For the guy shuffling chips at a Vegas craps table, hoping for a hot roller -- or at least a meal comped by the pit boss -- surf and turf means a thick steak and a fat lobster tail. But chefs are navigating uncharted waters and ranging beyond the plains to create new takes on the steakhouse standby.
Their sometimes wild iterations continue to evolve and proliferate despite the fact that some food lovers think the classic American pairing is based on an uneasy marriage of meat and fish. And whether inspired by the land-sea combinations of international cuisines or maybe just the American dream of having it all, especially on one plate, today's surf-and-turf combinations are more varied than the possible rolls on a pair of six-sided dice.
"So many meats go really well with seafood because they'll add richness or fat that a lot of seafood doesn't have," says Water Grill executive chef David Lefevre. "With a flounder or a sole or a John Dory or a flakier, whiter-fleshed seafood, a rich piece of meat contrasts with the lean fish and adds a new dimension of flavor."

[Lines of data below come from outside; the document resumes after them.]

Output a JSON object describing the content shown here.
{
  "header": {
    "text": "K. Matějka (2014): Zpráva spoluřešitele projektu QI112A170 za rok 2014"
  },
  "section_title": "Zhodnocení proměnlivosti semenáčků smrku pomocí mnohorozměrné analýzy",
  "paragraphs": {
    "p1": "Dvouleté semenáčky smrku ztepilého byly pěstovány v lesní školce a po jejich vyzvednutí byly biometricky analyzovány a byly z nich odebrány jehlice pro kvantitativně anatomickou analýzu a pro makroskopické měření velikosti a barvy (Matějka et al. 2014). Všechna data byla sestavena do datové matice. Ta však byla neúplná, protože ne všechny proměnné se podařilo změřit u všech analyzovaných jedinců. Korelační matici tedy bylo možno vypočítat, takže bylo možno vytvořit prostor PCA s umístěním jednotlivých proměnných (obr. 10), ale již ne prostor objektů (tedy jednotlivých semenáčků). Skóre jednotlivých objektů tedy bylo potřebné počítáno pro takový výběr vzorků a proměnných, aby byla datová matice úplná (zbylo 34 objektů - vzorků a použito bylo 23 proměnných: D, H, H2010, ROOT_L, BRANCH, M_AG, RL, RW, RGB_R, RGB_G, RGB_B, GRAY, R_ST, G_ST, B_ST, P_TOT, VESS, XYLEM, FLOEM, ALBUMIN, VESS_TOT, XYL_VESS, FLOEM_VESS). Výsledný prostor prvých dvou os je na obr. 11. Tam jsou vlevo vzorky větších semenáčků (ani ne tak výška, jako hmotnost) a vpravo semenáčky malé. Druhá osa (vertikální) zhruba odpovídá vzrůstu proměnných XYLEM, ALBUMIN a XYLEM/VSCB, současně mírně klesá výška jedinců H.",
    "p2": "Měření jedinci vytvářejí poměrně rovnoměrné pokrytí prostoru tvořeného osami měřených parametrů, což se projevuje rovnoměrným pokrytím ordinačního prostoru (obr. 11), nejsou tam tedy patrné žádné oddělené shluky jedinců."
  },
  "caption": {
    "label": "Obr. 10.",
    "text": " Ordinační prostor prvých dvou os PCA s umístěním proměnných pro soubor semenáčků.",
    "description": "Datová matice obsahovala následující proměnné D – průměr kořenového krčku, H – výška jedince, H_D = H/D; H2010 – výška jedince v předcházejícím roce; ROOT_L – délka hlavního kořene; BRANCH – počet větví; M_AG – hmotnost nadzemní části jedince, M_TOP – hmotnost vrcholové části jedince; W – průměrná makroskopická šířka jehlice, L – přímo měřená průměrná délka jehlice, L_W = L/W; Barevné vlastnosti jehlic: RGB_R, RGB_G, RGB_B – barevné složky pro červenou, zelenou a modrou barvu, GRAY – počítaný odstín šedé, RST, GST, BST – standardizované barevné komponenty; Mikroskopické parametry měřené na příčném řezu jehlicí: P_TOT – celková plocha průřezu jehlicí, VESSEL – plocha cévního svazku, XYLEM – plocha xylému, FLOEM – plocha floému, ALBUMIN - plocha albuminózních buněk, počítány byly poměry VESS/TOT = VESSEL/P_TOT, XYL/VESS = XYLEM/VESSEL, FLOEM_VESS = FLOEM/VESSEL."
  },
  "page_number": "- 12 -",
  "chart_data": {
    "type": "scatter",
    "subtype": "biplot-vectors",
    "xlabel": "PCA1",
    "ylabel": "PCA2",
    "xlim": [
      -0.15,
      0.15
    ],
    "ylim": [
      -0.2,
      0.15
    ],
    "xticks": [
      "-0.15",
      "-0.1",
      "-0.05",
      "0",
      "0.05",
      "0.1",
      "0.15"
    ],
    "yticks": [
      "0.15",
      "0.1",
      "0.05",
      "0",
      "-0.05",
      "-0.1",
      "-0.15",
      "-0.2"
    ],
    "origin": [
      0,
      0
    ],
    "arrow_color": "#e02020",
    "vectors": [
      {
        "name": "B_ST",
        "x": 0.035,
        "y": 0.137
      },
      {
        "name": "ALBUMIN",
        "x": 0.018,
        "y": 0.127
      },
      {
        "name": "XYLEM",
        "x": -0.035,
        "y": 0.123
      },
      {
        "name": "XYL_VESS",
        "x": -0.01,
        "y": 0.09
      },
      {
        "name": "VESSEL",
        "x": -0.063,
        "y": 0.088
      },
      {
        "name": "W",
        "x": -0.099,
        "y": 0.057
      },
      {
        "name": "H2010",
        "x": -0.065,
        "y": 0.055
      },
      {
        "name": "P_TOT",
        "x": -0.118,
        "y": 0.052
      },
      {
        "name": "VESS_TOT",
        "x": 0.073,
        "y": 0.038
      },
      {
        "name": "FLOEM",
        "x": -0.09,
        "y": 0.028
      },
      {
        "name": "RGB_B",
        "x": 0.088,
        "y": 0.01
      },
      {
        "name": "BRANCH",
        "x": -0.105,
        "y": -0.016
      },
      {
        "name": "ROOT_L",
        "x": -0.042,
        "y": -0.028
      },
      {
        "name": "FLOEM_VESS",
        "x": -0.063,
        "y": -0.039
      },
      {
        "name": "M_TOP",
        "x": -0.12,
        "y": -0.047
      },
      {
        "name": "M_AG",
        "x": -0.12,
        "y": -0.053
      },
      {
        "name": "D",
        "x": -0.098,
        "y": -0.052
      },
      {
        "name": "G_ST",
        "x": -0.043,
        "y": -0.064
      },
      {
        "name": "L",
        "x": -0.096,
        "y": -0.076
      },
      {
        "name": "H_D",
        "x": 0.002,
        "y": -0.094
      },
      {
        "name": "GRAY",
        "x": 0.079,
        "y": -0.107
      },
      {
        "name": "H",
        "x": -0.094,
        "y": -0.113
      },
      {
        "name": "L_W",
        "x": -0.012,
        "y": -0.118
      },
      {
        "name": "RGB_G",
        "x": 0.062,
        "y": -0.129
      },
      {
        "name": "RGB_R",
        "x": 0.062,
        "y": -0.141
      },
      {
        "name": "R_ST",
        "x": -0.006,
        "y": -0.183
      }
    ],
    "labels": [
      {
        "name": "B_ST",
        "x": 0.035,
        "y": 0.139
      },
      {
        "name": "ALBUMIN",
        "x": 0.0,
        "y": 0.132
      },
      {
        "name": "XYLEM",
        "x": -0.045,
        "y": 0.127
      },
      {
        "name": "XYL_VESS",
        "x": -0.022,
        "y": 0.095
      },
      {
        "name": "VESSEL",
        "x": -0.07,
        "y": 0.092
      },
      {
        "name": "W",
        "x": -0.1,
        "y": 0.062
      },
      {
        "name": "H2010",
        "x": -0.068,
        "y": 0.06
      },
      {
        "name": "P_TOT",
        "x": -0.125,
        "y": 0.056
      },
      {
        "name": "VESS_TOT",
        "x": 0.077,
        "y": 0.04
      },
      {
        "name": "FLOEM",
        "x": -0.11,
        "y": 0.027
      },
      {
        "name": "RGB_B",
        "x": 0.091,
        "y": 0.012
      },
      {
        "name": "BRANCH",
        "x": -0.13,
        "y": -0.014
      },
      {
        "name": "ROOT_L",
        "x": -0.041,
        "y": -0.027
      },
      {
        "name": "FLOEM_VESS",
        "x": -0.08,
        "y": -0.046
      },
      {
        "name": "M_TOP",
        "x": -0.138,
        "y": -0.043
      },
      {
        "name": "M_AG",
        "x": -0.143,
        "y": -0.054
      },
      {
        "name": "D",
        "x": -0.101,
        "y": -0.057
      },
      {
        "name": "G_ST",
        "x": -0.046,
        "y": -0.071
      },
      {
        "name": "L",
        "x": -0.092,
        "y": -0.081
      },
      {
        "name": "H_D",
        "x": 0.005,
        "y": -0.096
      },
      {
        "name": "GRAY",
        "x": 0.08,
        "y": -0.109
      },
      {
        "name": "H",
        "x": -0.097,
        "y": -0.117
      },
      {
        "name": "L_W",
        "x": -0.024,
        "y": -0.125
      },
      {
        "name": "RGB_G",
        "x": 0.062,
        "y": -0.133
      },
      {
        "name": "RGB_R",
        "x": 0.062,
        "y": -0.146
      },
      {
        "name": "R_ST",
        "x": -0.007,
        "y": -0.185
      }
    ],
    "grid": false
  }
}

On the other hand, Sona executive chef David Myers combines big-eye tuna with veal tongue because of what he sees as similarities. The tuna is seared rare and the tongue is braised, then crisped in a pan. "I like the depth of flavors, the meaty richness of a specialty meat with the rawness and meatiness of the tuna.... It's a combination that works as a red-wine-oriented dish," Myers says.
What's the obsession behind the compulsion to unite land and sea on the plate? "I think people will always gravitate toward surf and turf because we've all been raised with it. I remember it from my parents," says David Lentz, chef at the Hungry Cat, who has offered as a special a "mainstream surf and turf": grilled rib-eye and butter-poached lobster with a bearnaise sauce. It's the bearnaise sauce that helps pull it all together, Lentz says, because "you can use it either with the lobster on its own or the steak on its own."
Lentz also has experimented with pairings such as monkfish with beef cheeks. "It's through trial and error that we've come up with these combinations," he says.